第8話 (不)可逆転移
テレポート装置。それは半径2mを根こそぎ別の場所に移動させるらしい。
驚いた。
驚いたけど、この2、3日、色んなことがありすぎてこんな突拍子もないことを言われても、慣れ始めている自分がいて、それにも驚いていた。
「じゃあこの、今いるここはどこ?」
「わからない。」
「街の人たちの格好は?鎧や盾を使っている人たちがまだいるのか?」
「わからない。」
「そもそもここは地球か?この月明かりは本物か!?」
「わからない。」
期待した答えが得られない僕は苛立つ。
「あのドラゴンはなんだ!?」
「知らない。
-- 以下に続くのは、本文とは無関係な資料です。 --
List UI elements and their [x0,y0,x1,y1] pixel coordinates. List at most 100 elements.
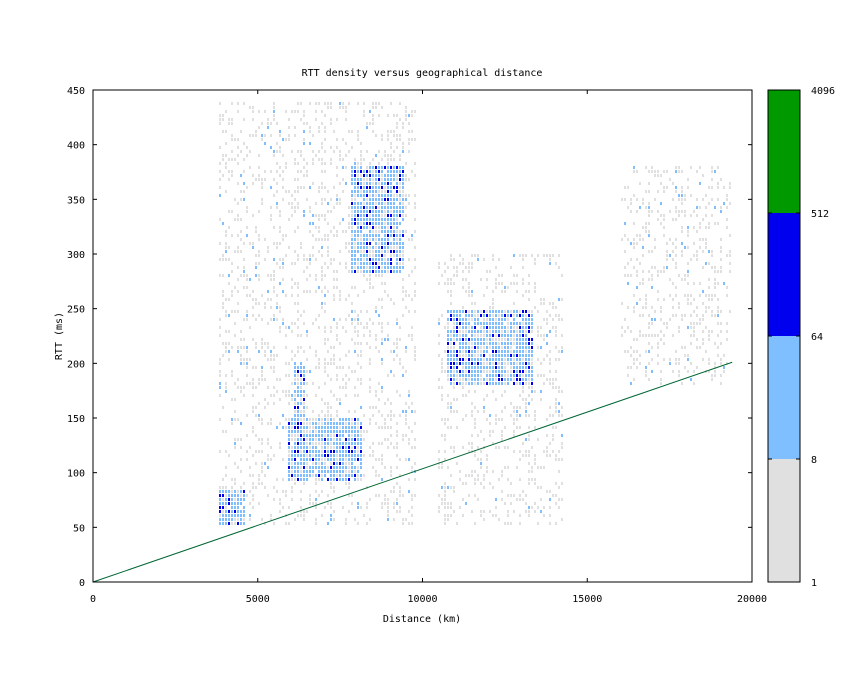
heat-cell [528,414,530,417]
heat-cell [702,198,704,201]
heat-cell [558,318,560,321]
heat-cell [345,386,347,389]
heat-cell [510,358,512,361]
heat-cell [336,426,338,429]
heat-cell [561,346,563,349]
heat-cell [318,470,320,473]
heat-cell [378,410,380,413]
heat-cell [528,342,530,345]
heat-cell [711,378,713,381]
heat-cell [354,234,356,237]
heat-cell [222,342,224,345]
heat-cell [444,422,446,425]
heat-cell [360,458,362,461]
heat-cell [711,330,713,333]
heat-cell [333,510,335,513]
heat-cell [231,150,233,153]
heat-cell [363,326,365,329]
heat-cell [222,290,224,293]
heat-cell [327,478,329,481]
heat-cell [354,430,356,433]
heat-cell [234,514,236,517]
heat-cell [381,342,383,345]
heat-cell [663,270,665,273]
heat-cell [519,330,521,333]
heat-cell [312,454,314,457]
heat-cell [516,418,518,421]
heat-cell [678,370,680,373]
heat-cell [639,282,641,285]
heat-cell [690,362,692,365]
heat-cell [339,438,341,441]
y-tick-label: 50 [73,523,85,534]
heat-cell [471,254,473,257]
heat-cell [384,254,386,257]
heat-cell [468,270,470,273]
heat-cell [261,466,263,469]
heat-cell [336,422,338,425]
heat-cell [558,410,560,413]
heat-cell [720,210,722,213]
heat-cell [381,298,383,301]
heat-cell [222,258,224,261]
heat-cell [450,402,452,405]
heat-cell [459,346,461,349]
heat-cell [513,326,515,329]
heat-cell [225,390,227,393]
heat-cell [492,354,494,357]
heat-cell [231,510,233,513]
heat-cell [504,362,506,365]
heat-cell [327,238,329,241]
heat-cell [441,394,443,397]
heat-cell [327,430,329,433]
heat-cell [300,430,302,433]
heat-cell [510,322,512,325]
heat-cell [357,394,359,397]
heat-cell [381,202,383,205]
heat-cell [654,266,656,269]
heat-cell [396,170,398,173]
heat-cell [366,198,368,201]
heat-cell [669,178,671,181]
heat-cell [357,318,359,321]
heat-cell [309,470,311,473]
heat-cell [360,154,362,157]
heat-cell [372,246,374,249]
heat-cell [468,326,470,329]
heat-cell [387,514,389,517]
heat-cell [342,190,344,193]
heat-cell [324,458,326,461]
heat-cell [672,242,674,245]
heat-cell [681,318,683,321]
heat-cell [513,274,515,277]
heat-cell [396,430,398,433]
heat-cell [261,122,263,125]
heat-cell [408,202,410,205]
heat-cell [681,230,683,233]
heat-cell [483,366,485,369]
heat-cell [309,210,311,213]
heat-cell [717,354,719,357]
heat-cell [666,254,668,257]
heat-cell [549,370,551,373]
heat-cell [666,186,668,189]
heat-cell [648,222,650,225]
heat-cell [366,522,368,525]
heat-cell [696,206,698,209]
heat-cell [549,406,551,409]
heat-cell [273,394,275,397]
heat-cell [651,170,653,173]
heat-cell [252,298,254,301]
heat-cell [297,334,299,337]
heat-cell [366,170,368,173]
heat-cell [243,522,245,525]
heat-cell [675,294,677,297]
heat-cell [318,434,320,437]
heat-cell [546,322,548,325]
heat-cell [231,118,233,121]
heat-cell [681,194,683,197]
heat-cell [375,474,377,477]
heat-cell [690,302,692,305]
heat-cell [708,186,710,189]
heat-cell [258,238,260,241]
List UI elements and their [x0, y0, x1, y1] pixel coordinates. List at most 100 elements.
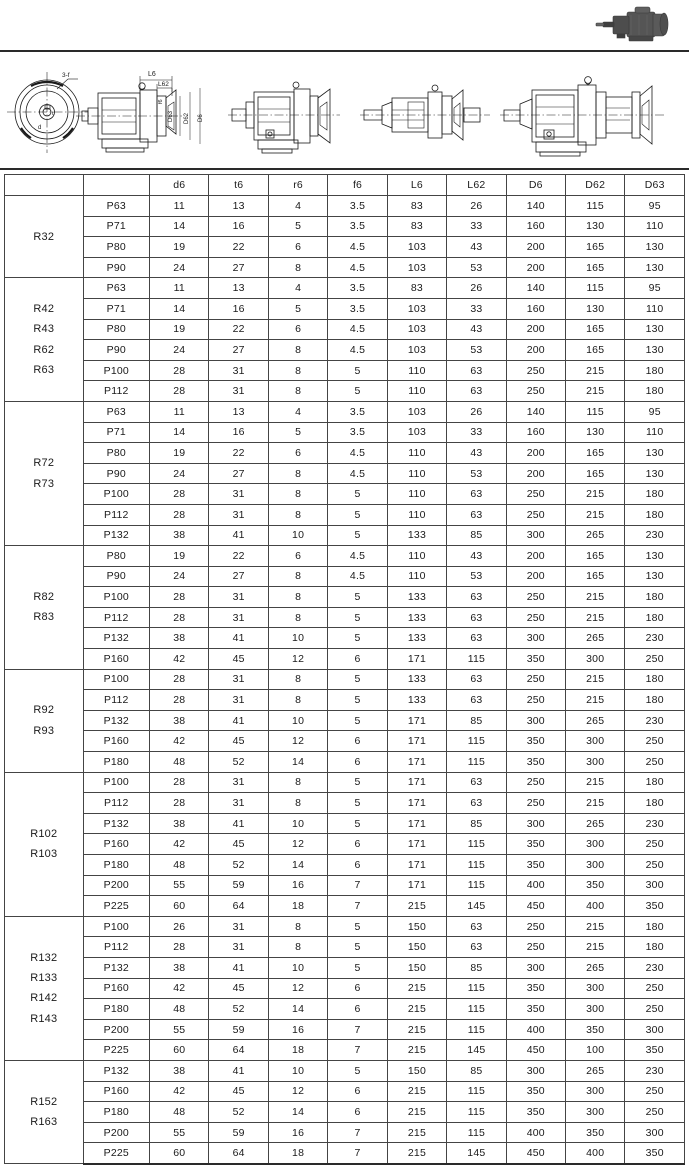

」
語気がだんだんと大きくなる。
「魔法を見たんだ!なんだあれは?」
「わからない。」
くそっ。
最後の2つはこの子に聞くのはお門違いだ。
落ち着けって…
そうだ。深呼吸をして…彼女がわかる質問を探せ。
「…もう一回テレポート装置を使えば元の場所に戻ることができるのか?」
「できる。」
よしっ。帰れるなら、ここがどこかなんてのも異常な生き物も魔法も関係ない。
必死こいて生にしがみついた意味もあった。
あの退屈で平穏な日々を取り戻せる。
「じゃあ、帰ろう!アランやみんなにお礼を言ってから。」
そして、チトセはこう応えた。
「じゃあ、充電をしなくちゃ。一回の転移でエネルギーは空になる。」
「え、ああ、そうか。どのくらい?」
「1.21ジゴワット。」
…ジゴワット?なんだそりゃ。まあ良いか。コンセントの穴を探さなきゃ。
…あれ?
「チトセ、電源…何処にある?」
銀髪の少女は淡々と、さっきも聞いたようなことを言った。